Auf ungewöhnliche Art hat sich die Polizeiführung gestern vor den ausgeschiedenen Polizeipräsidenten gestellt: In einem offenen Brief nahm sie Hagen Saberschinsky gegen massive Vorwürfe des Berliner Vorsitzenden der Gewerkschaft der Polizei (GdP), Eberhard Schönberg, in der "Zeit" in Schutz.

Schönberg schreibt in der aktuellen Ausgabe der Wochenzeitung, Saberschinsky habe nach 9-jähriger Amtszeit eine "tief verunsicherte, schlecht geführte und miserabel ausgestattete Behörde mit veralteten Strukturen und einem unglaublichen Reformstau" hinterlassen. Er nannte die Behörde "eine Ansammlung von uniformierten Duckmäusern". Saberschinsky habe sie vor der Öffentlichkeit abgeschirmt, wodurch der Eindruck entstand, die Polizei habe etwas zu verbergen.

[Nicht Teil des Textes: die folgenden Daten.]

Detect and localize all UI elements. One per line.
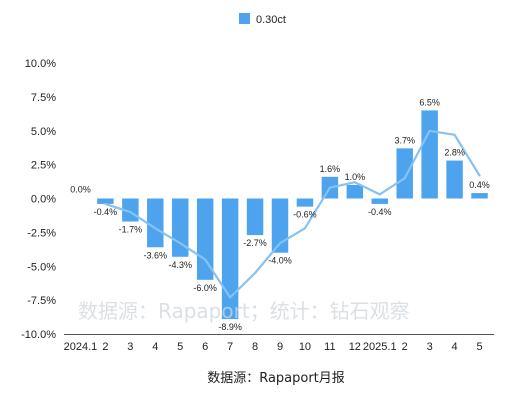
y-tick-label: -2.5%	[27, 227, 56, 239]
data-label: -0.4%	[94, 207, 118, 217]
x-tick-label: 2	[402, 341, 408, 353]
y-tick-label: 10.0%	[25, 58, 56, 70]
bar	[346, 184, 364, 199]
y-tick-label: -5.0%	[27, 261, 56, 273]
bar	[271, 198, 289, 253]
data-label: 1.6%	[320, 164, 341, 174]
y-tick-label: 5.0%	[31, 126, 56, 138]
y-tick-label: 2.5%	[31, 160, 56, 172]
data-label: -4.3%	[168, 260, 192, 270]
data-label: 3.7%	[394, 135, 415, 145]
data-labels: 0.0%-0.4%-1.7%-3.6%-4.3%-6.0%-8.9%-2.7%-…	[70, 97, 490, 332]
x-tick-label: 4	[152, 341, 158, 353]
x-tick-label: 6	[202, 341, 208, 353]
source-note: 数据源：Rapaport月报	[207, 371, 345, 386]
bar	[172, 198, 189, 257]
x-tick-label: 8	[252, 341, 258, 353]
trend-line	[104, 129, 481, 299]
y-axis: -10.0% -7.5% -5.0% -2.5% 0.0% 2.5% 5.0% 7.5% 10.…	[21, 58, 56, 341]
x-tick-label: 2025.1	[363, 341, 397, 353]
data-label: -6.0%	[193, 283, 217, 293]
bar	[371, 198, 388, 204]
data-label: 0.0%	[70, 185, 91, 195]
legend-swatch	[239, 13, 250, 24]
data-label: 6.5%	[419, 97, 440, 107]
bar	[396, 148, 413, 199]
data-label: -1.7%	[119, 225, 143, 235]
x-tick-label: 3	[427, 341, 433, 353]
x-tick-label: 2	[102, 341, 108, 353]
y-tick-label: 0.0%	[31, 194, 56, 206]
bar	[446, 160, 463, 199]
watermark: 数据源：Rapaport；统计：钻石观察	[78, 299, 410, 323]
x-tick-label: 12	[349, 341, 361, 353]
y-tick-label: -10.0%	[21, 329, 56, 341]
y-tick-label: 7.5%	[31, 92, 56, 104]
data-label: -8.9%	[218, 322, 242, 332]
bar	[97, 198, 114, 204]
data-label: -4.0%	[268, 256, 292, 266]
x-tick-label: 2024.1	[64, 341, 98, 353]
x-tick-label: 7	[227, 341, 233, 353]
data-label: -2.7%	[243, 238, 267, 248]
x-tick-label: 5	[177, 341, 183, 353]
x-tick-label: 3	[127, 341, 133, 353]
bar	[421, 110, 438, 199]
x-tick-label: 9	[277, 341, 283, 353]
x-tick-label: 10	[299, 341, 311, 353]
bar	[147, 198, 164, 248]
bar	[296, 198, 314, 207]
bar	[196, 198, 214, 280]
data-label: -0.6%	[293, 210, 317, 220]
data-label: 2.8%	[444, 148, 465, 158]
bar	[246, 198, 264, 236]
bar	[471, 193, 488, 199]
x-tick-label: 5	[476, 341, 482, 353]
x-axis: 2024.1 2 3 4 5 6 7 8 9 10 11 12 2025.1 2 3 4 5	[64, 341, 483, 353]
x-tick-label: 11	[324, 341, 335, 353]
legend-label: 0.30ct	[256, 14, 286, 26]
data-label: -3.6%	[144, 250, 168, 260]
x-tick-label: 4	[452, 341, 458, 353]
data-label: 0.4%	[469, 180, 490, 190]
legend: 0.30ct	[239, 13, 286, 26]
data-label: -0.4%	[368, 207, 392, 217]
y-tick-label: -7.5%	[27, 295, 56, 307]
bar	[221, 198, 239, 320]
data-label: 1.0%	[345, 172, 366, 182]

Zum Thema Newsticker: Aktuelle Meldungen aus Berlin und Brandenburg "Versunken in Aktenbergen praktizierte Saberschinky einen autokratischen Führungsstil der 60er Jahre", so Schönberg. Es habe sich "eine geistige Monokultur" entwickelt, die zu "absurden Ritualen" geführt habe: "Führungskräfte müssen einander ständig die Meinung des Polizeipräsidenten vorbeten, um in der Behörde beruflich überleben zu können." Es entstand ein "Klima des vorauseilenden Gehorsams und der Angst".

"Zutiefst angewidert" seien sie von dem Artikel, schreiben der Landesschutzpolizeidirektor Gernot Piestert, der amtierende LKA-Chef Peter-Michael Haeberer und Saberschinskys früherer Stabsleiter Michael Dörr. Schönberg habe sich "disqualifiziert". Es mangele ihm an Kompetenz, um den Führungsstil Saberschinskys beurteilen zu können.